Om deze vraag te beantwoorden is in Amsterdam de TESAR-trial gestart, waarin wordt nagegaan of na een radicale lokale excisie, aanvullende chemoradiatie eenzelfde recidiefpercentage heeft als de completerende TME-procedure. De Wilt: “Hierin wil men medium-riskpatiënten randomiseren tussen adjuvante chemoradiatie of standaard-TME-chirurgie. Inmiddels zijn er in Nederland zestien centra die patiënten in deze studie includeren. Uiteindelijk willen we kijken of aanvullende chemoradiatie even goed is als de standaardoperatie.”
Een andere studie waarin men kijkt naar de mogelijkheid van een minder intensieve behandeling van rectumcarcinoom is de STAR-TREC-trial. In deze gerandomiseerde studie wordt radicale TME-chirurgie vergeleken met neoadjuvante (chemo)radiatie gevolgd door lokale excisie of watchful waiting. De Wilt: “Patiënten met vroeg-stadiumrectumcarcinoom (cT1-3N0), die normaal worden behandeld met TME-chirurgie, randomiseren we voor de standaard-TME of één van de twee orgaansparende opties: radiotherapie (5×5 Gy) gevolgd door lang wachten of chemoradiatie gevolgd door lang wachten. Vervolgens evalueren we de patiënt opnieuw met MRI en endoscopie elf tot dertien weken na het begin van de behandeling. Is er geen respons, dan wordt iemand alsnog geopereerd met een TME. Maar is er wel een respons, dan gaan we de patiënt vier tot zes weken later opnieuw beoordelen. Bij een klinisch complete respons doen we vervolgens niets meer en bij een beperkte respons bekijken we of we de patiënt met een lokale excisie kunnen behandelen. Is er dan na pathologisch onderzoek echter sprake van een hoog risico op een recidief, dus meer dan een ypT1, dan adviseren we alsnog een veilige totale mesorectale excisie.”

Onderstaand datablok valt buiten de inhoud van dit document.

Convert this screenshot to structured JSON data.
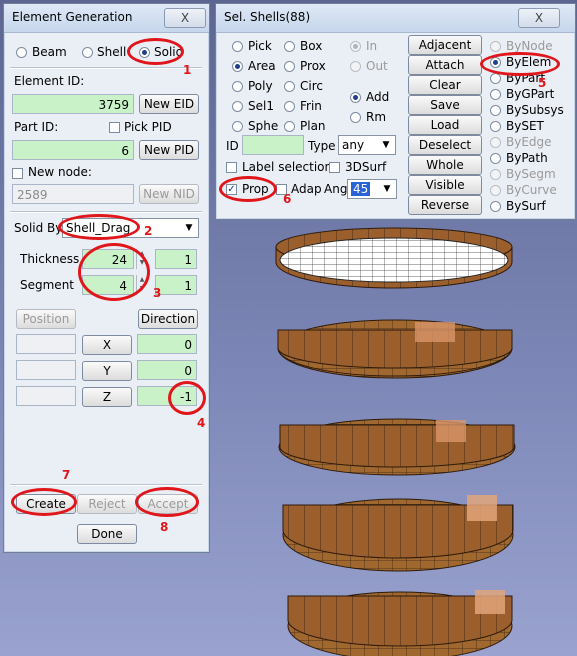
{
  "elementGeneration": {
    "title": "Element Generation",
    "close": "X",
    "types": [
      "Beam",
      "Shell",
      "Solid"
    ],
    "selectedType": "Solid",
    "elementIdLabel": "Element ID:",
    "elementIdValue": "3759",
    "newEidButton": "New EID",
    "partIdLabel": "Part ID:",
    "pickPidLabel": "Pick PID",
    "partIdValue": "6",
    "newPidButton": "New PID",
    "newNodeLabel": "New node:",
    "newNodeValue": "2589",
    "newNidButton": "New NID",
    "solidByLabel": "Solid By",
    "solidByValue": "Shell_Drag",
    "thicknessLabel": "Thickness",
    "thicknessValue": "24",
    "thicknessRight": "1",
    "segmentLabel": "Segment",
    "segmentValue": "4",
    "segmentRight": "1",
    "positionButton": "Position",
    "directionButton": "Direction",
    "xButton": "X",
    "xValue": "0",
    "yButton": "Y",
    "yValue": "0",
    "zButton": "Z",
    "zValue": "-1",
    "createButton": "Create",
    "rejectButton": "Reject",
    "acceptButton": "Accept",
    "doneButton": "Done"
  },
  "selShells": {
    "title": "Sel. Shells(88)",
    "close": "X",
    "methodLeft": [
      "Pick",
      "Area",
      "Poly",
      "Sel1",
      "Sphe"
    ],
    "methodMid": [
      "Box",
      "Prox",
      "Circ",
      "Frin",
      "Plan"
    ],
    "inLabel": "In",
    "outLabel": "Out",
    "addLabel": "Add",
    "rmLabel": "Rm",
    "buttons": [
      "Adjacent",
      "Attach",
      "Clear",
      "Save",
      "Load",
      "Deselect",
      "Whole",
      "Visible",
      "Reverse"
    ],
    "byOptions": [
      "ByNode",
      "ByElem",
      "ByPart",
      "ByGPart",
      "BySubsys",
      "BySET",
      "ByEdge",
      "ByPath",
      "BySegm",
      "ByCurve",
      "BySurf"
    ],
    "idLabel": "ID",
    "typeLabel": "Type",
    "typeValue": "any",
    "labelSelection": "Label selection",
    "surf3d": "3DSurf",
    "propLabel": "Prop",
    "adapLabel": "Adap",
    "angLabel": "Ang",
    "angValue": "45"
  },
  "annotations": [
    "1",
    "2",
    "3",
    "4",
    "5",
    "6",
    "7",
    "8"
  ]
}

Monitoren in studieverband
“We doen het bij behandeling van rectumcarcinoom al heel goed, maar we moeten toch kijken of er nieuwe opties zijn”, concludeerde De Wilt. “Daarbij lijkt het alsof less zeker more is; echter, we moeten hierbij wel goed monitoren of de kwaliteit van leven daadwerkelijk beter is. Ook willen we natuurlijk weten of de oncologische uitkomsten even goed zijn als de resultaten die we op dit moment behalen. Daarom moeten we dit in studieverband uitzoeken.”